Prima “espropriato” con un bando dalle realtà che lo gestivano in convenzione, poi sgomberato con un pretesto – la necessità di spazi per il Quartiere Santo Stefano – ma rimasto vuoto e murato per un decennio e ora la “beffa”: assegnato direttamente all’Ordine degli architetti per farne un archivio, una biblioteca ed uno spazio espositivo. È polemica attorno al Cassero di Porta Santo Stefano, che un tempo è stato la casa di Atlantide, il centro queer sgomberato appunto il 9 ottobre del 2015. Vicenda che costò anche la “testa” dell’allora assessore alla Cultura, Alberto Ronchi, che aveva aperto una trattativa con le realtà lgbtq.

L’assegnazione diretta del Cassero di Porta Santo Stefano all’Ordine degli architetti

È stato l’assessore all’Urbanistica Raffaele Laudani a presentare questa mattina in conferenza stampa il progetto della “Casa dell’architettura” proprio nel Cassero di Porta Santo Stefano. Lo spazio, già restaurato dal Comune con lavori da poco terminati, diventerà un luogo istituzionale a tutti gli effetti e ospiterà parte degli archivi e la biblioteca dell’Ordine degli architetti territoriale, che organizzerà sul posto mostre e iniziative. Questo grazie ad un accordo approvato nell’ultima seduta di giunta, centrato su una convenzione che prevede l’uso gratuito dell’immobile per sei anni, con possibilità di rinnovo da parte dell’Ordine. Nei locali al piano terra e al primo piano del Cassero, in 227 metri quadrati in tutto, gli architetti valorizzeranno la propria biblioteca come “servizio culturale, formativo e di divulgazione storica”.

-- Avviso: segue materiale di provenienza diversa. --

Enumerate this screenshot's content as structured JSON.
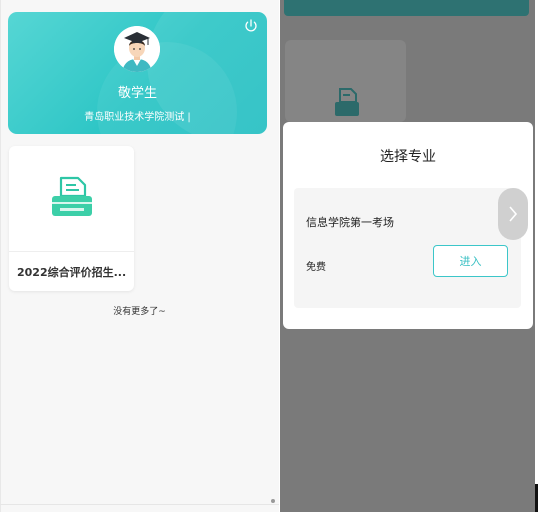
{
  "profile": {
    "name": "敬学生",
    "school": "青岛职业技术学院测试 |",
    "power_icon": "power-icon",
    "avatar_icon": "student-avatar-icon"
  },
  "exam_card": {
    "title": "2022综合评价招生...",
    "icon": "printer-icon"
  },
  "list_footer": "没有更多了~",
  "modal": {
    "title": "选择专业",
    "major": {
      "name": "信息学院第一考场",
      "price": "免费",
      "enter_label": "进入"
    },
    "arrow_icon": "chevron-right-icon"
  },
  "colors": {
    "accent": "#2ec6c6",
    "overlay": "#7a7a7a"
  }
}
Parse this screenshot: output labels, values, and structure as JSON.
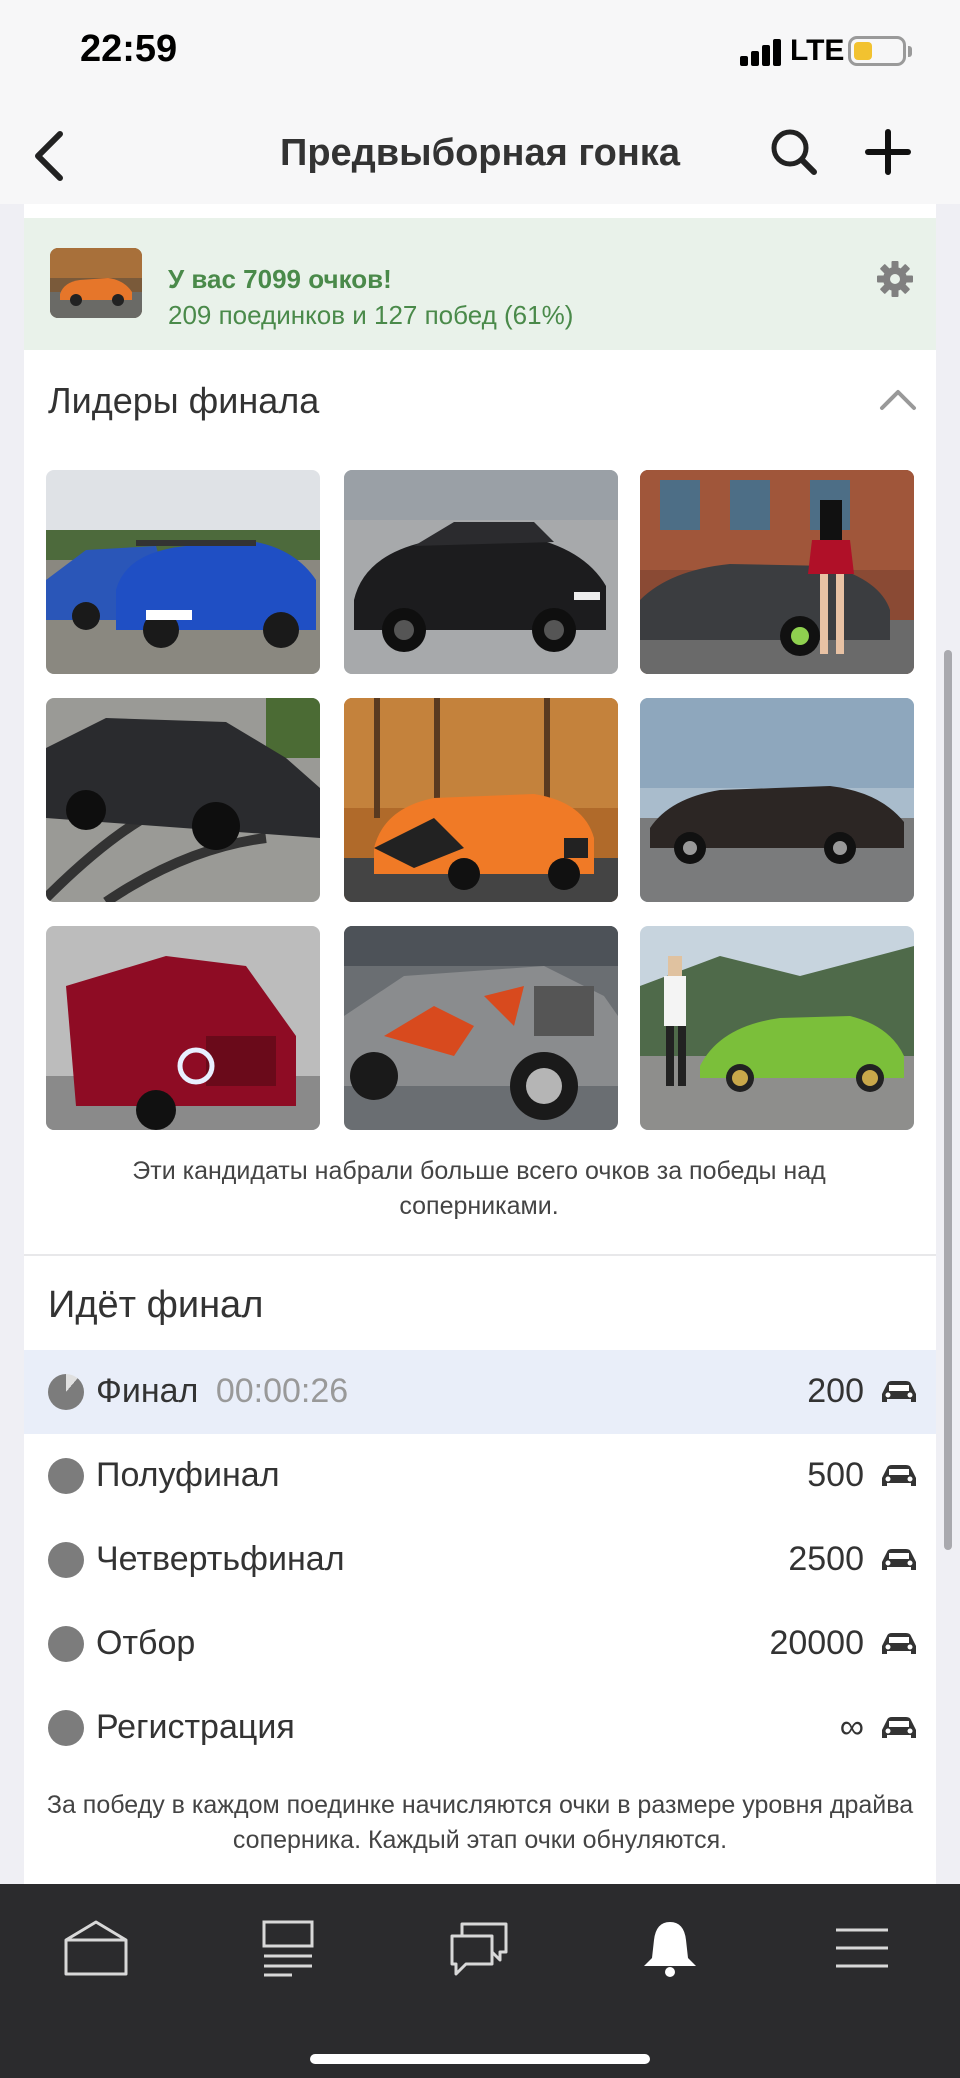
{
  "status_bar": {
    "time": "22:59",
    "network": "LTE"
  },
  "nav": {
    "title": "Предвыборная гонка",
    "back_icon": "chevron-left-icon",
    "search_icon": "search-icon",
    "add_icon": "plus-icon"
  },
  "score": {
    "title": "У вас 7099 очков!",
    "subtitle": "209 поединков и 127 побед (61%)",
    "settings_icon": "gear-icon"
  },
  "leaders": {
    "title": "Лидеры финала",
    "note": "Эти кандидаты набрали больше всего очков за победы над соперниками.",
    "photos": [
      "blue-subaru-photo",
      "black-challenger-photo",
      "skoda-girl-photo",
      "black-sedan-photo",
      "orange-audi-photo",
      "dark-accord-photo",
      "red-pickup-photo",
      "camo-tundra-photo",
      "green-hatchback-photo"
    ]
  },
  "final": {
    "title": "Идёт финал",
    "stages": [
      {
        "name": "Финал",
        "timer": "00:00:26",
        "value": "200",
        "active": true
      },
      {
        "name": "Полуфинал",
        "timer": "",
        "value": "500",
        "active": false
      },
      {
        "name": "Четвертьфинал",
        "timer": "",
        "value": "2500",
        "active": false
      },
      {
        "name": "Отбор",
        "timer": "",
        "value": "20000",
        "active": false
      },
      {
        "name": "Регистрация",
        "timer": "",
        "value": "∞",
        "active": false
      }
    ],
    "note": "За победу в каждом поединке начисляются очки в размере уровня драйва соперника. Каждый этап очки обнуляются."
  },
  "tab_bar": {
    "tabs": [
      "home-icon",
      "feed-icon",
      "chat-icon",
      "bell-icon",
      "menu-icon"
    ],
    "active_tab": "bell-icon"
  },
  "colors": {
    "accent_green": "#4a8a4a",
    "active_row": "#e9eef9",
    "tab_bar": "#2b2b2d"
  }
}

Il progetto è già stato riempito di contenuti. Vengono infatti annunciati “eventi e manifestazioni” per la diffusione della cultura urbanistica e paesaggistica, appuntamenti di “visibilità per giovani professionisti e professioniste”, workshop per le scuole primarie collaborando con Summer School Soux Bologna (scuola di architettura per bimbi). L’Ordine, o meglio i suoi nuovi vertici che si stanno insediando, dovrà presentare ogni anno al Comune un programma di iniziative per la stagione successiva, con una relazione a consuntivo entro il 30 maggio, impegnandosi a non far subentrare altri gestori nell’attività. Si potrà comunque consentire l’uso del Cassero, a terzi, informando preventivamente l’amministrazione comunale.

Nello specifico, gli eventi aperti al pubblico potranno essere organizzati solo dopo la realizzazione di alcune opere necessarie nei locali, previa autorizzazione della Soprintendenza. L’Ordine degli architetti dopo il via libera della Soprintendenza definirà a proprio carico il progetto di accessibilità dell’edificio, come da regolamento comunale, e si fa carico degli oneri di manutenzione ordinaria, di utenze ed eventuali spese extra fino a 120.000 euro complessivamente, nell’ambito della durata del contratto. Per Laudani, «il Cassero di Porta Santo Stefano diventerà un luogo centrale della città, di dibattito sulla trasformazione urbana ,con focus su cultura architettonica e promozione del patrimonio artistico-paesaggistico».

La reazione di Atlantide

I collettivi queer di Atlantide avevano già preso parola sull’utilizzo dello spazio, rimasto chiuso per un decennio, in occasione dell’ultima edizione di Art City, quando gli spazi furono aperti per ospitare l’opera di un’artista sudafricana.
Oggi tornano a prendere parola. «Che genere di città stiamo costruendo? Per le lotte froce i processi, per le lobby gli spazi sociali!» è il titolo di un comunicato stampa in cui il Laboratorio Smaschieramenti, uno dei collettivi attivi ad Atlantide, commenta la notizia.
«Nel duro scontro verso lo sgombero, il Quartiere e il Comune hanno sempre contrapposto ai bisogni della comunità queer l’urgenza di collocare nello spazio servizi sociali per la comunità – ricostruiscono le attiviste – mentre la solerte presidente del quartiere correva in procura con un fascicolo di documenti per denunciare l3 occupant3».

Il comunicato prosegue tra rabbia e ironia: «A 10 anni dallo sgombero, il Cassero diventerà invece la Casa dell’architettura, dando finalmente casa ai poveri architetti, pianificatori, paesaggisti e conservatori, che notoriamente stazionavano sui marciapiedi con i loro archivi, creando polvere e degrado».
Atlantide sottolinea contestualmente che in città c’è la necessità di spazi queer e transfemministi, dove ricostruire legami sociali devastati dal neoliberismo, dalla gentrificazione, dalla speculazione edilizia e dall’impoverimento sociale, dove fare intercultura di genere e resistere al fascismo dilagante. E che le «architetture sociali viventi che rimangono ancora senza una Casa».